Female Filmmakers in Focus: Shatara Michelle Ford's 'Test Pattern' and Stella Meghie's 'The Photograph'
Welcome to this week’s edition of Female Filmmakers in Focus, a column where you will find a recommendation for films directed by women to seek out each week.
Shatara Michelle Ford has written and directed a handful of shorts over the last decade. In 2016, she worked as James Gray’s assistant during the filming of ‘Lost City of Z’ and her script ‘Queen Elizabeth’ was on the 2017 Black List of the best unproduced screenplays. Self-financed, and shot over just a few weeks in Austin and Los Angeles, her feature film debut ‘Test Pattern’ first premiered at Blackstar Film Festival in 2019. It also played several festivals before being acquired by Kino Lorber and released just this February. Proof that although sometimes it can take a while great films will eventually find their way to audiences.
Currently available in virtual cinemas via Kino Marquee, writer-director Shatara Michelle Ford’s ‘Test Pattern’ begins when Renesha (a star-making performance from Brittany S. Hall) and Evan (Will Brill) first meet at an Austin bar. We then see them bump into each other at a grocery store, go on their first date, and eventually move in together. The rest of the film follows the aftermath of one fateful girls' night out, as Renesha meets up with a friend at a bar, and they're both immediately hit on by some newly-rich tech bros. What starts as casual conversation and mild flirtation slowly devolves into the men drugging both women, and finally ends with Renesha being assaulted. The second half of the film follows Evan’s determination to get Renesha a rape kit, despite the labyrinthine Texas medical and legal system. Ford intercuts this journey with flashbacks to moments of tension from their relationship, revealing holes in their seemingly idyllic relationship. ‘Test Pattern’ examines not just the broken medical system in Texas, but also toxic masculinity, the murky waters of consent, and the power dynamics in interracial couples - especially between Black women and white men. Rarely are debut filmmakers this deft at tackling so many complex issues at once, but with ‘Test Pattern,’ Shatara Michelle Ford’s vision is clear, as are her skills to realize it with exacting precision.
Test Pattern
The Photograph (2020) - written and directed by Stella Meghie
Born to Jamaican immigrant parents in Toronto, Stella Meghie quit a job in the fashion industry to learn the art of screenwriting at University of Westminster in England. She has since directed four feature films, three of which she also wrote. Her debut film ‘Jean of the Joneses’ premiered at the SXSW Film Festival in 2016 and received an Independent Spirit Award nomination for Best First Screenplay. She was then hired by Warner Bros. to direct ‘Everything, Everything’, an adaptation of Nicola Yoon’s popular YA novel of the same name starring Amandla Stenberg and Nick Robinson. Her third film ‘The Weekend’ premiered at the 2018 Toronto International Film Festival.

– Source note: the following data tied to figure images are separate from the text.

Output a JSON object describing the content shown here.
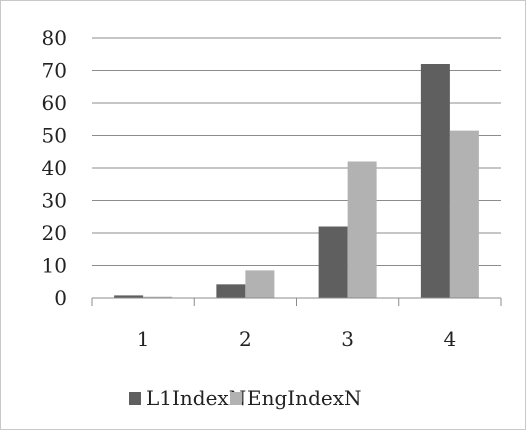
{
  "chart_data": {
    "type": "bar",
    "title": "",
    "xlabel": "",
    "ylabel": "",
    "categories": [
      "1",
      "2",
      "3",
      "4"
    ],
    "series": [
      {
        "name": "L1IndexN",
        "color": "#5f5f5f",
        "values": [
          0.8,
          4.2,
          22,
          72
        ]
      },
      {
        "name": "EngIndexN",
        "color": "#b2b2b2",
        "values": [
          0.4,
          8.5,
          42,
          51.5
        ]
      }
    ],
    "ylim": [
      0,
      80
    ],
    "yticks": [
      "0",
      "10",
      "20",
      "30",
      "40",
      "50",
      "60",
      "70",
      "80"
    ],
    "grid": true,
    "legend": "bottom"
  }
}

Although it received mostly positive critical acclaim, it did not get a very wide distribution. After the release of her fourth film ‘The Photograph’ last year it was announced that she will be helming a Whitney Houston biopic entitled ‘I Wanna Dance With Somebody.’ Meghie’s films simultaneously explore familial and romantic relationship dynamics and how they often intersect in ways we cannot predict or control.
Starring Issa Rae and Lakeith Stanfield, ‘The Photograph’ is a romantic drama inspired by Meghie’s grandmother, who reconnected with a daughter she hadn’t seen in over thirty years. The film begins with Michael (Stanfield), a journalist working on a story about life in the Delta post-Hurricane Katrina, interviewing a man named Isaac (Rob Morgan). After seeing the striking photograph of a woman in Isaac’s house, Michael decides he wants to learn more about her story. Discovering she is a photographer named Christina Eames, he seeks out her daughter Mae (Issa Rae) who works as aan museum curator in New York City. Sparks fly immediately between Michael and Mae, their encounters straddling the line between professional and personal. As their relationship blossoms, the film cuts back and forth in time revealing how Christina (Chanté Adams) and Isaac (played in flashbacks by Y'lan Noel) knew each other and what led to their eventual split. While Mae learns more about her mother’s secrets, she questions everything she thought she knew about her family, her relationship with the man she thought was her father (Courtney B. Vance), and about the complicated nature of love itself. If you’re in the mood for some good old-fashioned soapy romance, grab some tissues, because Meghie’s film more than delivers. ‘The Photograph’ is available on HBOMax.